The Troika has failed because the main aim of the Troika was not to fix Ireland but to ring-fence Ireland. We were/are a pawn in a much bigger game and that game is saving the euro. To save the euro, the Troika had to do two things. The first was to indicate that Ireland (and Greece and Portugal) was uniquely delinquent and could therefore be treated in isolation. However, this isolationist policy is designed as a type of financial quarantine to prevent contagion. If the Troika’s mission was to work, its putting Ireland into quarantine would have to strengthen the defences of European banks because, after all, we are being lent money to pay our creditors in order to ensure that the banks that are exposed to Ireland and Ireland’s banks don’t lose on their investments. So the aim of the EU/IMF was not to save Ireland but to make sure no one asked too many questions about what was lying deep inside the balance sheets of Europe’s banks.
But it hasn’t worked.
People are asking questions and they don’t like what they are hearing. The balance sheets of Europe’s banks are full of bad investments. This is making everyone scared. So banks have stopped lending to other banks because they don’t trust each other. After all, when everyone has been lying, I suppose that’s not too surprising. This is called a liquidity crunch. But the other problem is that when there is no liquidity and no one is prepared to lend, it poses huge problems for governments like Spain and Italy because they have to roll over enormous quantities of their national debt, retiring old stuff and replacing it with new stuff.
This is no problem when everyone is willing to lend to you — you just replace the maturity of the debt and reissue it. But when investors want cash and not promises, the game changes.
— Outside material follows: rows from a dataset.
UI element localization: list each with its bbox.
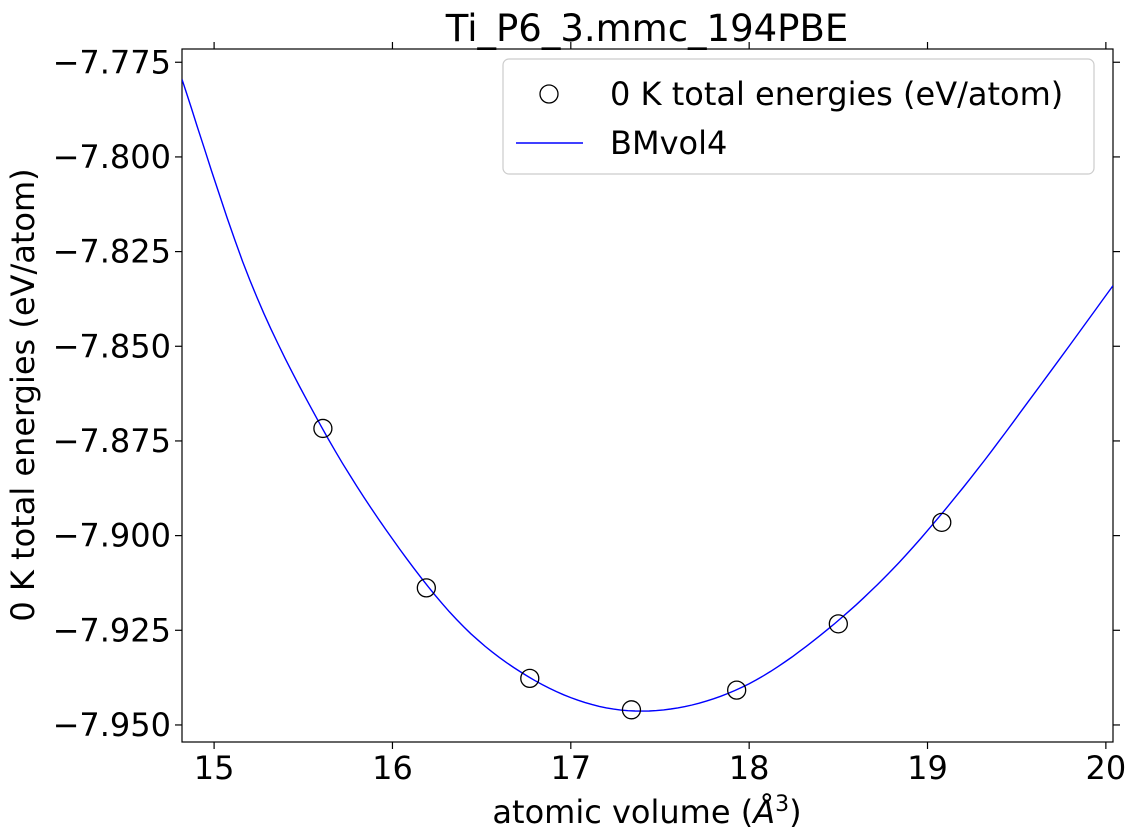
data-marks xyxy=(182,79,1113,720)
y-tick-label: −7.925 xyxy=(53,611,171,649)
y-tick-label: −7.875 xyxy=(53,422,171,460)
data-point xyxy=(416,578,436,598)
y-tick-label: −7.800 xyxy=(53,138,171,176)
y-axis: −7.775 −7.800 −7.825 −7.850 −7.875 −7.900 −7.9… xyxy=(53,43,1120,744)
y-tick-label: −7.825 xyxy=(53,233,171,271)
y-tick-label: −7.900 xyxy=(53,517,171,555)
x-tick-label: 15 xyxy=(194,749,235,787)
series-line-bmvol4 xyxy=(182,79,1113,712)
y-tick-label: −7.950 xyxy=(53,706,171,744)
plot-area xyxy=(181,48,1114,743)
x-axis-label: atomic volume (Å3) xyxy=(492,792,801,832)
legend-label-bmvol4: BMvol4 xyxy=(610,124,727,162)
x-tick-label: 18 xyxy=(729,749,770,787)
legend-marker-circle xyxy=(539,84,559,104)
x-axis: 15 16 17 18 19 20 xyxy=(194,42,1126,787)
chart-title: Ti_P6_3.mmc_194PBE xyxy=(445,7,849,50)
data-point xyxy=(313,418,333,439)
data-point xyxy=(828,614,848,634)
legend: 0 K total energies (eV/atom) BMvol4 xyxy=(502,58,1095,175)
data-point xyxy=(932,512,952,533)
y-tick-label: −7.775 xyxy=(53,43,171,81)
data-point xyxy=(621,700,642,720)
plot-frame xyxy=(181,48,1114,743)
x-tick-label: 20 xyxy=(1086,749,1127,787)
x-tick-label: 16 xyxy=(372,749,413,787)
legend-label-energies: 0 K total energies (eV/atom) xyxy=(610,75,1063,113)
x-tick-label: 19 xyxy=(907,749,948,787)
data-point xyxy=(520,668,540,689)
y-tick-label: −7.850 xyxy=(53,327,171,365)
y-axis-label: 0 K total energies (eV/atom) xyxy=(4,168,42,621)
x-tick-label: 17 xyxy=(550,749,591,787)
legend-frame xyxy=(502,58,1095,175)
data-point xyxy=(727,680,747,700)
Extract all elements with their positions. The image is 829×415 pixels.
This sovereign debt crisis reinforces the sense of panic and it means that the only buyer of sovereign debt will be the European Central Bank. But this contravenes the ECB’s own rules and makes the Germans jittery because the Germans worry that their central bank will become a financial skip for Europe’s financial waste.
This is what contagion looks like. This is exactly what the Troika in Ireland was supposed to prevent and this is why the Troika has failed.
The “country quarantine” approach has failed. Contagion now abounds and infection is rampant. Any future bailout of the whole financial system could involve trillions of euro. This will not come without the political price of accelerated political integration. But now the irresistible force of increased political integration smashes into the immovable object of the citizens of Europe who do not want federalism. Expect referenda and then real fireworks will start.
Remember what happened to the country that constructed the Potemkin Villages? It was invaded by post-revolutionary, Napoleonic France which was precisely the type of political Armageddon that the little lie of the ‘villages’ was designed to prevent.